Des chaînes et des bourreaux, ce sont là les instruments grossiers qu’employait jadis la tyrannie ; mais de nos jours la civilisation a perfectionné jusqu’au despotisme lui-même, qui semblait pourtant n’avoir plus rien à apprendre.

Les princes avaient pour ainsi dire matérialisé la violence ; les républiques démocratiques de nos jours l’ont rendue tout aussi intellectuelle que la volonté humaine qu’elle veut contraindre.

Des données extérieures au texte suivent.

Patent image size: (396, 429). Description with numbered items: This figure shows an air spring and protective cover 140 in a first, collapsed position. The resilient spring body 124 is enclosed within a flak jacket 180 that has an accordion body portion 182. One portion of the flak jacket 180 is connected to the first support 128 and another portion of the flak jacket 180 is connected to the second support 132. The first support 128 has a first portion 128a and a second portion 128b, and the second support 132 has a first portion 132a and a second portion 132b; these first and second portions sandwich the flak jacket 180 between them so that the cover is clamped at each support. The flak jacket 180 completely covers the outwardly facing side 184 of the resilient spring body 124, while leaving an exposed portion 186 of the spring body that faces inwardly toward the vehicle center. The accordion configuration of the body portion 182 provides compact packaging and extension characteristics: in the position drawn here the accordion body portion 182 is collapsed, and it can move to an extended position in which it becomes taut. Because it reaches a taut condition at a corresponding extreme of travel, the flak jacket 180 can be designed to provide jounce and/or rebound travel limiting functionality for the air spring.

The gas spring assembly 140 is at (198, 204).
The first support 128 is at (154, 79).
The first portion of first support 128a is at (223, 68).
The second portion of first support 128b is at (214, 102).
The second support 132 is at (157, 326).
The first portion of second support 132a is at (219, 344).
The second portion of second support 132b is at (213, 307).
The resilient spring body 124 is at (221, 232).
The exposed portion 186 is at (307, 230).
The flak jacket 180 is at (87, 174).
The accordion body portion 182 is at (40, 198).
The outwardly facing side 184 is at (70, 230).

Sous le gouvernement absolu d’un seul, le despotisme, pour arriver à l’âme, frappait grossièrement le corps ; et l’âme, échappant à ces coups, s’élevait glorieuse au-dessus de lui ; mais dans les républiques démocratiques, ce n’est point ainsi que procède la tyrannie ; elle laisse le corps et va droit à l’âme. Le maître n’y dit plus : Vous penserez comme moi, ou vous mourrez ; il dit : Vous êtes libre de ne point penser ainsi que moi ; votre vie, vos biens, tout vous reste ; mais de ce jour vous êtes un étranger parmi nous. Vous garderez vos privilèges à la cité, mais ils vous deviendront inutiles ; car si vous briguez le choix de vos concitoyens, ils ne vous l’accorderont point, et si vous ne demandez que leur estime, ils feindront encore de vous la refuser. Vous resterez parmi les hommes, mais vous perdrez vos droits à l’humanité. Quand vous vous approcherez de vos semblables, ils vous fuiront comme un être impur ; et ceux qui croient à votre innocence, ceux-là mêmes vous abandonneront, car on les fuirait à leur tour. Allez en paix, je vous laisse la vie, mais je vous la laisse pire que la mort.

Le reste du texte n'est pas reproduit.